Solar panels are photovoltaic modules that rely on the photovoltaic effect to convert incident light into low-voltage DC power. The efficiency of solar panels is typically between 10% to 20%. Power output of solar panels is specified in Watt-peak (Wp), which is measured under precisely controlled test conditions. The actual output can be lower or even higher than the Wp rating of the panel. In solar panels, output voltage and output current are highly dependent on the environment conditions. For this reason, maximum power point tracking (MPPT) is often used in conjunction with solar panels. This technique continually adjusts the electric load of the solar panel in order to extract the maximum amount of power.
As of yet, the most common type of solar panels is crystalline silicon solar panels, though organic solar panels are currently under active research. Organic panels offer several advantages over traditional panels: they can be (semi-)transparent and they can be printed on flexible substrates. However, many challenges remain in the development of organic photovoltaics, mainly concerning panel efficiency and lifetime.
Certain materials have piezoelectric properties, meaning that they show a relation between mechanical deformation and electrical potential (voltage). One of the most common applications for this effect is in buzzers. Here, an electrical signal is used to make a crystal plate deform, creating sound in the process. However, the effect also works in the opposite direct: deforming a piezoelectric material generates a small amount of electric energy. As with solar panels, specialized circuitry (e.g. the LTC3588 chip) is needed to capture and convert this to a usable form. The picture to the right shows an application of piezoelectric energy harvesting, the Hue Tap. This device serves as a wireless remote for Philips Hue lamps. The system requires no batteries: a small amount of energy is extracted each time a button is pressed.
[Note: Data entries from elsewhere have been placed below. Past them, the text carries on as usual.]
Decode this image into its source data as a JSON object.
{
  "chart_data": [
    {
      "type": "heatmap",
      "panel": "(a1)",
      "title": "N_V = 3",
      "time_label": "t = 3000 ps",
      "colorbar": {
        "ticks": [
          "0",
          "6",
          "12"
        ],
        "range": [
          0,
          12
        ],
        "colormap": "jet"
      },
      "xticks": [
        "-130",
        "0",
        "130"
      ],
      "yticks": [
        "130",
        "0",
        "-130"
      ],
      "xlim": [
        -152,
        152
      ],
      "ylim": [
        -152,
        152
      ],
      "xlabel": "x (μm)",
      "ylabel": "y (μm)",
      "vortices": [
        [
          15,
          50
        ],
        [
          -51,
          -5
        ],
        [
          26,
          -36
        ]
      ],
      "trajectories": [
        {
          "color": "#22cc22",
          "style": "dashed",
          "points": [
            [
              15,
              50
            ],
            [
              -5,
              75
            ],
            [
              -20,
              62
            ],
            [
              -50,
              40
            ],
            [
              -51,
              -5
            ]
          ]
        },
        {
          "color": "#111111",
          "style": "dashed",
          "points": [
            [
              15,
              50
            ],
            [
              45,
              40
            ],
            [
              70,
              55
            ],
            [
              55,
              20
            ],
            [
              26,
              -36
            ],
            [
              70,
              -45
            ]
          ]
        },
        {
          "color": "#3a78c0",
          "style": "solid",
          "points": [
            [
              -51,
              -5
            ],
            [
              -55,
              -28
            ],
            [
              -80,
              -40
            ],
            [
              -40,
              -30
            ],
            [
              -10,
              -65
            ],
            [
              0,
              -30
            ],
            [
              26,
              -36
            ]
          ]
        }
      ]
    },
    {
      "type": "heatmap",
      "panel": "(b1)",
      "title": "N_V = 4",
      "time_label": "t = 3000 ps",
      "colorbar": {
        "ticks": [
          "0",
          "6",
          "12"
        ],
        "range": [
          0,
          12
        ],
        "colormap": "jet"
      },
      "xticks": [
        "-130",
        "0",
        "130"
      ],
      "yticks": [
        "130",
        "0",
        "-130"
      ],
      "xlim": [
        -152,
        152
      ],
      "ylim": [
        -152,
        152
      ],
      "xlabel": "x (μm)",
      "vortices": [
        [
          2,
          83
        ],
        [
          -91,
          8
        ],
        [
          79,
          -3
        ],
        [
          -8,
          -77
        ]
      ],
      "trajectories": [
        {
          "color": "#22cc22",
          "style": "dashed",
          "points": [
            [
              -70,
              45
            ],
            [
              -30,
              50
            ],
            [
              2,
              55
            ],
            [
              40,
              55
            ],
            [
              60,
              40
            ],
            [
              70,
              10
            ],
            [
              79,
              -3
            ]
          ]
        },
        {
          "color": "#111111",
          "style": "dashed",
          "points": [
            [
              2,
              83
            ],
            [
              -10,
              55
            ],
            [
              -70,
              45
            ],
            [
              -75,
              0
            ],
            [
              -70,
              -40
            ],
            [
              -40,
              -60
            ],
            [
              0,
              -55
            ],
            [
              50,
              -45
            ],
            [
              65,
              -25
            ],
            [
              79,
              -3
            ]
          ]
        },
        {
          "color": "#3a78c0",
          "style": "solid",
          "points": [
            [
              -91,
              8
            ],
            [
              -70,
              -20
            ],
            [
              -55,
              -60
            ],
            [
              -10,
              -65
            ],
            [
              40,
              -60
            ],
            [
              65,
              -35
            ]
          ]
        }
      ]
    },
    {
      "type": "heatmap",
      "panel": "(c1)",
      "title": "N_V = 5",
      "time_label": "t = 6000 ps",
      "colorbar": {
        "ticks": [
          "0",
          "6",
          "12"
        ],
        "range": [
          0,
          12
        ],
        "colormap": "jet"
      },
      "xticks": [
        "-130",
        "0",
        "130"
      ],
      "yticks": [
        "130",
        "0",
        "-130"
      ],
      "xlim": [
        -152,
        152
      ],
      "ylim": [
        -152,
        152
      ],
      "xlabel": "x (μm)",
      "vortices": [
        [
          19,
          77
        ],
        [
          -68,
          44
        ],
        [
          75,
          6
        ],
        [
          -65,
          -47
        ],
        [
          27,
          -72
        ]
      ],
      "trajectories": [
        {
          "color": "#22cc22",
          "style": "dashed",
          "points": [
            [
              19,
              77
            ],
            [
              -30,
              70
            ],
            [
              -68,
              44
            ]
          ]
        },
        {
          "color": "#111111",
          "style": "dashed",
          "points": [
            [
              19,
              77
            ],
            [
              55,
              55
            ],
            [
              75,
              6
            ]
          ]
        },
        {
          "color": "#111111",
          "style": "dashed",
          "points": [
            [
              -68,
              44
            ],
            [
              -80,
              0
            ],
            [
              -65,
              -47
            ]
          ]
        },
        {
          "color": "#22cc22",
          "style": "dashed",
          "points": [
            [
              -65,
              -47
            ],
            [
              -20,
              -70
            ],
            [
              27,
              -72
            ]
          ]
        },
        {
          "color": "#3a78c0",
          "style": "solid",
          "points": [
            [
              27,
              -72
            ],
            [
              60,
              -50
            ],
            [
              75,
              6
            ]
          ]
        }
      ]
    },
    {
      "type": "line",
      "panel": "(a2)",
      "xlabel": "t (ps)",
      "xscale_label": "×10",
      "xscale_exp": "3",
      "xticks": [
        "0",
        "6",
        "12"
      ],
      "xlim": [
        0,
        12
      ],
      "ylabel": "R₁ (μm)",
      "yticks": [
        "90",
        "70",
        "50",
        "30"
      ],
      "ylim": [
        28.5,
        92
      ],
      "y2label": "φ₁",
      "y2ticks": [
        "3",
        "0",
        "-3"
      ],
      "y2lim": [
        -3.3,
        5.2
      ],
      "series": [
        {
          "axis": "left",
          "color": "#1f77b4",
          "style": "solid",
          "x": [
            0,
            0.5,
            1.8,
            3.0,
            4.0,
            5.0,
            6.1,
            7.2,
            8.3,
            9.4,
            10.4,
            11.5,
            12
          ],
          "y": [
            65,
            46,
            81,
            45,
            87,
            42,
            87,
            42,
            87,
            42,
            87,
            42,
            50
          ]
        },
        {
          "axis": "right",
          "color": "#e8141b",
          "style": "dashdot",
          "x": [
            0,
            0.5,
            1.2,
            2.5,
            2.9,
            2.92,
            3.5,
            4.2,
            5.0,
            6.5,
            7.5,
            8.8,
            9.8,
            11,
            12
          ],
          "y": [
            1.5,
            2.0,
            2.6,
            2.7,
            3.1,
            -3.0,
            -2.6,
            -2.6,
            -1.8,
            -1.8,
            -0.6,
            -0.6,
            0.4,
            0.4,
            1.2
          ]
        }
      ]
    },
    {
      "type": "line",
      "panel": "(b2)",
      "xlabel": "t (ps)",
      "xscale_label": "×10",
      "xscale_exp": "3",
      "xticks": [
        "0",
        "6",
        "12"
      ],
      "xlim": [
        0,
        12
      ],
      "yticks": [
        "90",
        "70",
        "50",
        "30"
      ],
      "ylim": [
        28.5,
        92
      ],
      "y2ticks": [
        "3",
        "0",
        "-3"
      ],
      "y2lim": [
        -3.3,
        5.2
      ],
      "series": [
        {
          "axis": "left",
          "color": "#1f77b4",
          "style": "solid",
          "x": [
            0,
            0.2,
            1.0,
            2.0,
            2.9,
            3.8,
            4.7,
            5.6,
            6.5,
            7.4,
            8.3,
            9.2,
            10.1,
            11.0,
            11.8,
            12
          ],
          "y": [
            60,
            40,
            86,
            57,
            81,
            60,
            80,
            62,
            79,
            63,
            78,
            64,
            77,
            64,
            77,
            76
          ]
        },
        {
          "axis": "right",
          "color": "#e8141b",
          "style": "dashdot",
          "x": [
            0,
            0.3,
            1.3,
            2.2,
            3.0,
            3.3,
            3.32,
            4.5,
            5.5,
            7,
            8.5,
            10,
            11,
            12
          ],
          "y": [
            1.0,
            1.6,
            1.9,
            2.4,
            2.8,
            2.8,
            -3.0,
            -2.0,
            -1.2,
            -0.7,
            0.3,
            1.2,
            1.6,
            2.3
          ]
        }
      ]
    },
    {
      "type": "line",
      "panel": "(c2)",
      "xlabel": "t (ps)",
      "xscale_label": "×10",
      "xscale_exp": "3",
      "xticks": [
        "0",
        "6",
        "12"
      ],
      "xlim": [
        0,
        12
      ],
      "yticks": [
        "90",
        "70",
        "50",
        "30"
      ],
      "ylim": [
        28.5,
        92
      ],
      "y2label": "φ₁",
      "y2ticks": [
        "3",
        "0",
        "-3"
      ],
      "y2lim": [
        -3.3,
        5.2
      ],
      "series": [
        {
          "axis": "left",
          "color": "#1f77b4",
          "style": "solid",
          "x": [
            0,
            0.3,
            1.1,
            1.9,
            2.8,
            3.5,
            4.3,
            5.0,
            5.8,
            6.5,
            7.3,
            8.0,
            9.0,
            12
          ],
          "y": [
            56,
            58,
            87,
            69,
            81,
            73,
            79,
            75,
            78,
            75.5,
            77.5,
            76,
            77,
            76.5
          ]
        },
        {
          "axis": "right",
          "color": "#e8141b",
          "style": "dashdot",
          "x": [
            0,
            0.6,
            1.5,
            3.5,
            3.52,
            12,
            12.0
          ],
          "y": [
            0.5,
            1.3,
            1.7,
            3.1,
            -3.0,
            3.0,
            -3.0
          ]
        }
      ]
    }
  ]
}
Thermoelectric generators (TEG) rely on the Seebeck effect to generate electricity from heat. It is important to note that energy is not extracted directly from heat, but from the temperature difference between the hot and cold side of the TEG. Similar to the piezoelectric effect, the thermoelectric effect is reversible: Peltier coolers use a DC current to generate a temperature differential. TEGs are often used in the oil, gas and mining industry, where they extract thermal energy from pipelines in order to power remote sensors.